Other quotes on the purpose of life reflected a different philosophy:
- “The purpose of life is to live it, to taste experience to the utmost, to reach out eagerly and without fear for newer and richer experience.” ― Eleanor Roosevelt
- “You were put on this earth to achieve your greatest self, to live out your purpose, and to do it courageously.” ― Steve Maraboli
- “It does not matter how long you are spending on the earth, how much money you have gathered or how much attention you have received.

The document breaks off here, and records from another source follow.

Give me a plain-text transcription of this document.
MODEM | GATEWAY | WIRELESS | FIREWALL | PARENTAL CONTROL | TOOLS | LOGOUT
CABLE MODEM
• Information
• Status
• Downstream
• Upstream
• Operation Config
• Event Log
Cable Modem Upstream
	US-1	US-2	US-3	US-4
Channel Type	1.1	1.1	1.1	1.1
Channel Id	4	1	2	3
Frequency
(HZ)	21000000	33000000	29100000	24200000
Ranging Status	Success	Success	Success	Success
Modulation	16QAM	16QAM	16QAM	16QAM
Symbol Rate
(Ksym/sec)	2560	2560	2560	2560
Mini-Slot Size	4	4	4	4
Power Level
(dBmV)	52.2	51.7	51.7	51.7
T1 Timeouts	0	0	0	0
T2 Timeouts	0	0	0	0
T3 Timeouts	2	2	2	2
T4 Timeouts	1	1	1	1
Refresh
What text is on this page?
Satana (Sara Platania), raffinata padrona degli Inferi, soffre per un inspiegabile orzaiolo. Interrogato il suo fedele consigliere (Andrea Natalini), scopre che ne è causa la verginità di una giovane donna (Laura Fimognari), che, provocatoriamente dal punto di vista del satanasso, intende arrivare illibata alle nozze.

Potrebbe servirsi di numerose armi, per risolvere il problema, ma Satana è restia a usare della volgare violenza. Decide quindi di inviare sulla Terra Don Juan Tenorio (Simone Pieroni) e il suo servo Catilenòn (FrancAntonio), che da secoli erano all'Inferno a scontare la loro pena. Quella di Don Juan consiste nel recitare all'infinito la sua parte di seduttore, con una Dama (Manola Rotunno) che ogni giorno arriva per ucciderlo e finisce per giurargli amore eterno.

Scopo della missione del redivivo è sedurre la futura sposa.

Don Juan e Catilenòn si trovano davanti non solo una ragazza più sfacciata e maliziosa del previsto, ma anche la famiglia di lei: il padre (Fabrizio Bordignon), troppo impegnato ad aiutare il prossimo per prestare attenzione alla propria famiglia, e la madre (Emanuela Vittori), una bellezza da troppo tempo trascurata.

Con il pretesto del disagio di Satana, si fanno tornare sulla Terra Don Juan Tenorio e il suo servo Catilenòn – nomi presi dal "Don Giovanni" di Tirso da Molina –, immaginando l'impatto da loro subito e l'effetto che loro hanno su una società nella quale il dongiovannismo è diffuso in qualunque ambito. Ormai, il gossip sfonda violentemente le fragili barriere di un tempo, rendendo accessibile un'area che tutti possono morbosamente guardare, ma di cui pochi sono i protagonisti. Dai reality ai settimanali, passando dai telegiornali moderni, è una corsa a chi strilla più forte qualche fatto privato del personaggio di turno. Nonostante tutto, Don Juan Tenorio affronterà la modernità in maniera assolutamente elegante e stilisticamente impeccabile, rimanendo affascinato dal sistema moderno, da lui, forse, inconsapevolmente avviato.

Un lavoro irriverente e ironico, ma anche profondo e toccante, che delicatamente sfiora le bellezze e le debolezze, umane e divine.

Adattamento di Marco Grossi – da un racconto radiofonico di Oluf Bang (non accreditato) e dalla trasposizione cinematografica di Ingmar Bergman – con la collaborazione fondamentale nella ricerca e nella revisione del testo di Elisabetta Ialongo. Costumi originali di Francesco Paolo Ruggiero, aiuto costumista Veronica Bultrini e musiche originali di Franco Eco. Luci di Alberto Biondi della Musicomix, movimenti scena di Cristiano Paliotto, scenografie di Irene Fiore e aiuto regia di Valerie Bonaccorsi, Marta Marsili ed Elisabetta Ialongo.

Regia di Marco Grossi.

It is the amount of positive vibration you have radiated in life that matters.” ― Amit Ray
The Google inquiry also directed me to a website that discussed Ayn Rand and her disdain for altruism:
- “Ayn Rand was not exaggerating when she said, ‘The basic principle of altruism is that man has no right to exist for his own sake, that service to others is the only justification of his existence, and that self-sacrifice is his highest moral duty, virtue, and value.’ That is the theoretical meaning of altruism. And the altruistic philosophers know it—and state it forthrightly.”
In the place of altruism, Rand espoused a doctrine called rational egoism, which says you should pursue your life-serving values and should not sacrifice yourself for the sake of others.
There is much about Emerson’s philosophy that I like, but Rand wins this argument.